Whilst one could imply credit spreads from a bond or a loan, these spreads cannot be used for building a credit curve because they were all defined separately and do not take term structure into account. Each of these spreads characterizes its own bond and its own maturity. For example, if you take a one-year bond and a three-year bond, then you will get a one-year spread and a three-year spread. That three-year spread will not include any information about what the one-year spread told you. In order to take all bonds into account, you will have to bootstrap and build your credit curve step by step. Thus, a one-year bond will provide credit information from today for one year, and a three-year bond will tell you about credit between one year and three years. One should build a curve from the whole set of credit instruments at once. If they have distinct maturities, this can be done using bootstrapping i.e. solving for each maturity one-by-one. If they are not very close, then you can combine bonds, loans, CDS etc.

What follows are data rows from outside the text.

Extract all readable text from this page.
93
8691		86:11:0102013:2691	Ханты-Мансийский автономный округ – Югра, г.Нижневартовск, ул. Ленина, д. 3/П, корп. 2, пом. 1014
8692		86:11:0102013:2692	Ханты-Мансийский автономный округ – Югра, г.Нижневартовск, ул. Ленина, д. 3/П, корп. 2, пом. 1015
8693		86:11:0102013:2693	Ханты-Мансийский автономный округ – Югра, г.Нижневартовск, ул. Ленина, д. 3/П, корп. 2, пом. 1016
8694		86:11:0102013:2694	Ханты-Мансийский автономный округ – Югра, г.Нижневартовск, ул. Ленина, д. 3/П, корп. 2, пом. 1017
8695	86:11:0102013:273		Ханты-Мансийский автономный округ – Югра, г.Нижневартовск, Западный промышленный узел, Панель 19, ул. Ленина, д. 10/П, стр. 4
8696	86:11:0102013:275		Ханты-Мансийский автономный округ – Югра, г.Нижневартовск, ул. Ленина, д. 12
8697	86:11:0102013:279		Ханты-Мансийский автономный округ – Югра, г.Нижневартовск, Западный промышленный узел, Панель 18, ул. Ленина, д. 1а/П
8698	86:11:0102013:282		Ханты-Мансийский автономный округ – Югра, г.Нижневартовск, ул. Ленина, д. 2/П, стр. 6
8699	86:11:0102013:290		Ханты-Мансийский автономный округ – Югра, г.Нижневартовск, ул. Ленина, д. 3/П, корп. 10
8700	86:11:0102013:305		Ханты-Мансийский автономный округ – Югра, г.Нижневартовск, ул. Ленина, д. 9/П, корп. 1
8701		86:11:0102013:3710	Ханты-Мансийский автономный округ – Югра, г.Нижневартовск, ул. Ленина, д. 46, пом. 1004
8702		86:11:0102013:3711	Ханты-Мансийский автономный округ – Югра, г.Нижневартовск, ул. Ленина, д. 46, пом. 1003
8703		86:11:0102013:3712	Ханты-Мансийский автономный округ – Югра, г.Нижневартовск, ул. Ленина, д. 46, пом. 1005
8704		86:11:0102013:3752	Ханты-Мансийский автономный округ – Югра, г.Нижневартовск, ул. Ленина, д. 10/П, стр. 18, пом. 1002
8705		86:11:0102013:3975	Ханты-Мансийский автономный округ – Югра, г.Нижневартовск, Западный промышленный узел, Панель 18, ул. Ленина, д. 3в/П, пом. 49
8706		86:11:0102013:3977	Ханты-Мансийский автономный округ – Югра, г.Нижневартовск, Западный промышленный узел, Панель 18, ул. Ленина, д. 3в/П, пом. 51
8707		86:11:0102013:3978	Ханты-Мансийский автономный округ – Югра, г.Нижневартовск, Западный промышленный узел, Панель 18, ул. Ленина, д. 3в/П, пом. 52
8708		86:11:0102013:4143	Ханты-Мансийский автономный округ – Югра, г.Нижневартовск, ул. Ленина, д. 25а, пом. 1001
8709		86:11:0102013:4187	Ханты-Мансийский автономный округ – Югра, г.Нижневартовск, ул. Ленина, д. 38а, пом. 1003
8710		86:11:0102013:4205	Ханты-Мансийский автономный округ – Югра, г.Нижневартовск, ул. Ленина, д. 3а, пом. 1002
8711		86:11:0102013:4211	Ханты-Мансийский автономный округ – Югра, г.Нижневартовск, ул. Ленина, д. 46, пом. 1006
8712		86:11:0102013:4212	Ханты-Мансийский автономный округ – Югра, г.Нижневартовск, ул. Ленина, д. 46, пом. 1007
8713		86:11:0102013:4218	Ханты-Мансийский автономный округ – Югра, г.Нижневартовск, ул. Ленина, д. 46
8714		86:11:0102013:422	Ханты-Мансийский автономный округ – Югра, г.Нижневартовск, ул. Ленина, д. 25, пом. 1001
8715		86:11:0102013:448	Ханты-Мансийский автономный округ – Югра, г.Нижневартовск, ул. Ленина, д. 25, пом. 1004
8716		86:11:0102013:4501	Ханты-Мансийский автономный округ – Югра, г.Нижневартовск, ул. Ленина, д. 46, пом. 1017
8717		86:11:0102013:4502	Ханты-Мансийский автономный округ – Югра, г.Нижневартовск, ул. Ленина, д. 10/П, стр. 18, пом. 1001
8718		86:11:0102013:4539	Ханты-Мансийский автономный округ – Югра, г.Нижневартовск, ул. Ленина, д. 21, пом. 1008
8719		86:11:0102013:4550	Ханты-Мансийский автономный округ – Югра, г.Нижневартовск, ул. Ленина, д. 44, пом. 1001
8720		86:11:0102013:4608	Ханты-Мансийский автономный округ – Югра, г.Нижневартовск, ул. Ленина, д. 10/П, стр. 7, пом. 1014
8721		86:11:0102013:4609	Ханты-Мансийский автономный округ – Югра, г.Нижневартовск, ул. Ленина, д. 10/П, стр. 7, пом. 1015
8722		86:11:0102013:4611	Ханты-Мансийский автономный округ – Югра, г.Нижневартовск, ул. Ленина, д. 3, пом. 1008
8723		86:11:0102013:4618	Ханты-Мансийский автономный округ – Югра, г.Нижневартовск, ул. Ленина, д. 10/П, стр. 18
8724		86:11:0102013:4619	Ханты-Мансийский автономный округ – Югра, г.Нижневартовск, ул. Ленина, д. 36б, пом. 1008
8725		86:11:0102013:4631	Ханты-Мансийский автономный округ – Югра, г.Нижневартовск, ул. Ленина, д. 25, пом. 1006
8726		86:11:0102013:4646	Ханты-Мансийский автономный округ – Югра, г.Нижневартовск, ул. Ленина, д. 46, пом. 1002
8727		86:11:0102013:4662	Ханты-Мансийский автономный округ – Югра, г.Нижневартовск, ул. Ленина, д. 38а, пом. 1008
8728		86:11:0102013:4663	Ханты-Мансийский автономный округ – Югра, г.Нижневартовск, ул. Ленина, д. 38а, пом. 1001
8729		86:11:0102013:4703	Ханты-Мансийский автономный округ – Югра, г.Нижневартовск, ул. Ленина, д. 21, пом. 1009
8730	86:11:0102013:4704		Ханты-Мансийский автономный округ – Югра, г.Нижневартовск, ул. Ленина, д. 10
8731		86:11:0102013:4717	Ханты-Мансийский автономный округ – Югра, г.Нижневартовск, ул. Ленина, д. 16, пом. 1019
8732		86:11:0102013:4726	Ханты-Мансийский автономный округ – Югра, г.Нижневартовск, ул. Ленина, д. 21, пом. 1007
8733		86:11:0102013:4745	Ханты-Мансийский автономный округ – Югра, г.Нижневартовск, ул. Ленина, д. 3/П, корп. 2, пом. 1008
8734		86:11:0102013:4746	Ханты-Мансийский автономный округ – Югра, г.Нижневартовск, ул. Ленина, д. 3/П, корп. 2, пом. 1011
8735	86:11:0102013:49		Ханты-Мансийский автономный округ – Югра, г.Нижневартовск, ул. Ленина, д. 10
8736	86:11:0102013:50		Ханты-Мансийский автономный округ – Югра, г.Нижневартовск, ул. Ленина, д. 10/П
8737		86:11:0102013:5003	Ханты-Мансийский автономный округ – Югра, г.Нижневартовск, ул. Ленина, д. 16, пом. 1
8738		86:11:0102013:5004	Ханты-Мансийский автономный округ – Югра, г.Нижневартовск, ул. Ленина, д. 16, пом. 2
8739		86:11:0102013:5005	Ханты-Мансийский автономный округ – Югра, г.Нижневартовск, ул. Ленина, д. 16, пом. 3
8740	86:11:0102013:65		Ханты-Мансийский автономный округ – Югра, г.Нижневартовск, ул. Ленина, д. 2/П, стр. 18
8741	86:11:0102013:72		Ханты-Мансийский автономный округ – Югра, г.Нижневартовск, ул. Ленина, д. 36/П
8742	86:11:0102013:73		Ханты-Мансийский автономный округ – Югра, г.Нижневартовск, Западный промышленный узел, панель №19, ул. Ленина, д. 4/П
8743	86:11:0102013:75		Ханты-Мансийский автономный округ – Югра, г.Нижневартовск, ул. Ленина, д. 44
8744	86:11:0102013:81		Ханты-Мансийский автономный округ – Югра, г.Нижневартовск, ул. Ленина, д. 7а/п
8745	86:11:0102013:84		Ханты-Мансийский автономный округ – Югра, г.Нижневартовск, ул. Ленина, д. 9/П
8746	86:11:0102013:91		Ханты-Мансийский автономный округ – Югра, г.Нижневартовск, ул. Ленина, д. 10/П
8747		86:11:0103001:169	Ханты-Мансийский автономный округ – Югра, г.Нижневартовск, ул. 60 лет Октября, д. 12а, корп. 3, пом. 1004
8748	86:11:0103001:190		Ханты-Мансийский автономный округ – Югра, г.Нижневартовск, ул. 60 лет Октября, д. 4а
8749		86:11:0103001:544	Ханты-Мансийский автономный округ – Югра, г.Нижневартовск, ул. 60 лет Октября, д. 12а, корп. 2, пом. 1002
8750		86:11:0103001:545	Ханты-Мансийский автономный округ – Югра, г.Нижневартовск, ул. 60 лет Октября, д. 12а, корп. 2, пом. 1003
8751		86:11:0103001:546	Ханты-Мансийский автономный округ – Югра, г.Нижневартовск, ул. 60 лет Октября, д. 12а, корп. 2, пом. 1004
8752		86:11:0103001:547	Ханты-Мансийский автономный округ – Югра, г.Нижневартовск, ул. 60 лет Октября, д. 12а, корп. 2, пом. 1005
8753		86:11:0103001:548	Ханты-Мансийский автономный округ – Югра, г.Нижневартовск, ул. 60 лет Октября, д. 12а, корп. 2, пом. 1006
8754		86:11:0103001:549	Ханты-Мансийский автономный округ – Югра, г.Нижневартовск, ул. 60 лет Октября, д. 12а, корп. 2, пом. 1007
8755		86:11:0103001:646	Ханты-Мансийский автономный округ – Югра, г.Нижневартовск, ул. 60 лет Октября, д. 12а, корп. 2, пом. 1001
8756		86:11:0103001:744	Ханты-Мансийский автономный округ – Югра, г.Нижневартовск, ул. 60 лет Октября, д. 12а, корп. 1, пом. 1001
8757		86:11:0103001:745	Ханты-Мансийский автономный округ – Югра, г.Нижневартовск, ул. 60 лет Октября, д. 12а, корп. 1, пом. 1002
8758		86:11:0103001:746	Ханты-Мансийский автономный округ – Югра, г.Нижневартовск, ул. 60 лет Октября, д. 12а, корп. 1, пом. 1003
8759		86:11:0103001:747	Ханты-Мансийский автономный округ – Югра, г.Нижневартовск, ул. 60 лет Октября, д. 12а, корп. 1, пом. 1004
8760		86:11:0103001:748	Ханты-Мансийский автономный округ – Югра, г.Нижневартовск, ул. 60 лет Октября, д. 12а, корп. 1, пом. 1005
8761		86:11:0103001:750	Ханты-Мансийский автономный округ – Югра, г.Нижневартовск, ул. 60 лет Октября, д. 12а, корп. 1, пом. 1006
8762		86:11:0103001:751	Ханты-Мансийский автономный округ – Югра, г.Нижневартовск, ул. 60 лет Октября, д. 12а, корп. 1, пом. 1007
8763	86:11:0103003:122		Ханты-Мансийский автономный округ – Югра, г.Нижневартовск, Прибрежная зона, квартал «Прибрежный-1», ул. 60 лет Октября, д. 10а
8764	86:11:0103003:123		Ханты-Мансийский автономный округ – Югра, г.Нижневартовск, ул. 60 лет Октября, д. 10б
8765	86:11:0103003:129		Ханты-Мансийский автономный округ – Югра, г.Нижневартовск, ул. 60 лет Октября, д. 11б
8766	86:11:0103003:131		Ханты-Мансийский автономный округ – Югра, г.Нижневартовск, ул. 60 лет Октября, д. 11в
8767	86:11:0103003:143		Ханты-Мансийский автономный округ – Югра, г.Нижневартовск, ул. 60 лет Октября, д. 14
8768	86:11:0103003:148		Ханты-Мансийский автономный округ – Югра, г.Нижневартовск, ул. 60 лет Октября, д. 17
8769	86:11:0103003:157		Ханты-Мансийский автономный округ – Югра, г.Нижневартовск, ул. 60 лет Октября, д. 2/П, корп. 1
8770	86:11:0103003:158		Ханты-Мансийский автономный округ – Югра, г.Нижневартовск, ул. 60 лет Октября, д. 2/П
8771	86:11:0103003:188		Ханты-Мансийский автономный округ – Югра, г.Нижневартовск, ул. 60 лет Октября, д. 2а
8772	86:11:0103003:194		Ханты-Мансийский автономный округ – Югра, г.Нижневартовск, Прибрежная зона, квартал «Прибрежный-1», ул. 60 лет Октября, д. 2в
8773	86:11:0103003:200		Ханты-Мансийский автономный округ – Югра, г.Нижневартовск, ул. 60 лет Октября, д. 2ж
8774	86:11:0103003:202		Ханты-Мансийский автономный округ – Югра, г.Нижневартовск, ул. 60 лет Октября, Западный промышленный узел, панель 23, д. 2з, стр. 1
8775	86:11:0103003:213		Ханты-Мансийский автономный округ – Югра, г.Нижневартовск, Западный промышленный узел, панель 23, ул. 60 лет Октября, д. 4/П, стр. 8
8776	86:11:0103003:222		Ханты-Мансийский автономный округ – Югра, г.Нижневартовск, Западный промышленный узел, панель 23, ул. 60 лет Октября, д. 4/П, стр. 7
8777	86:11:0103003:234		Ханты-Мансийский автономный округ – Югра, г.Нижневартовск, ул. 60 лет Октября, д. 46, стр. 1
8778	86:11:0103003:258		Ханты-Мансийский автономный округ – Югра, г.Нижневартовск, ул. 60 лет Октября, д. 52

But what if these loans or bonds are callable?
Then it is not that simple, because for callable bonds the maturity is not that easily defined. If a bond is really in the money, then it will probably be called earlier so its maturity is shorter. Therefore, the information this bond will give you is not about credit to maturity, but rather about credit to the time when it will be called. This is pretty challenging to model when you build the credit curve and will require the use of a multi-dimensional optimizer.
What kind of analytics challenges does the IBOR replacement present?
Around 10 years ago people started using OIS for discounting, and that already created challenges for floaters and loans because this requires multi-curve environment with separation of projection and discounting curves. Now with IBOR replacement on the horizon, new challenges arise. The Alternative Reference Rates Committee (ARRC) recommends that SOFR or Sonia loans and FRNs should be calculated using daily rates and paid in arrears. This creates additional challenges because, unlike swaps, which have a settlement period, FRNs do not have settlement periods, they pay immediately after at the end of the time interval.
Therefore, you do not really have time to calculate your coupon. Since loans and FRNs do not have a payment delay, another mechanism should be used. The ARRC recommends lockouts and lookbacks where you have either shift of time, two to five days, or you freeze your rate for several days. In addition, for lookbacks, you may or may not have an observation shift, and to implement new conventions correctly for FRNs, loans, different countries and different curves, is definitely a major challenge.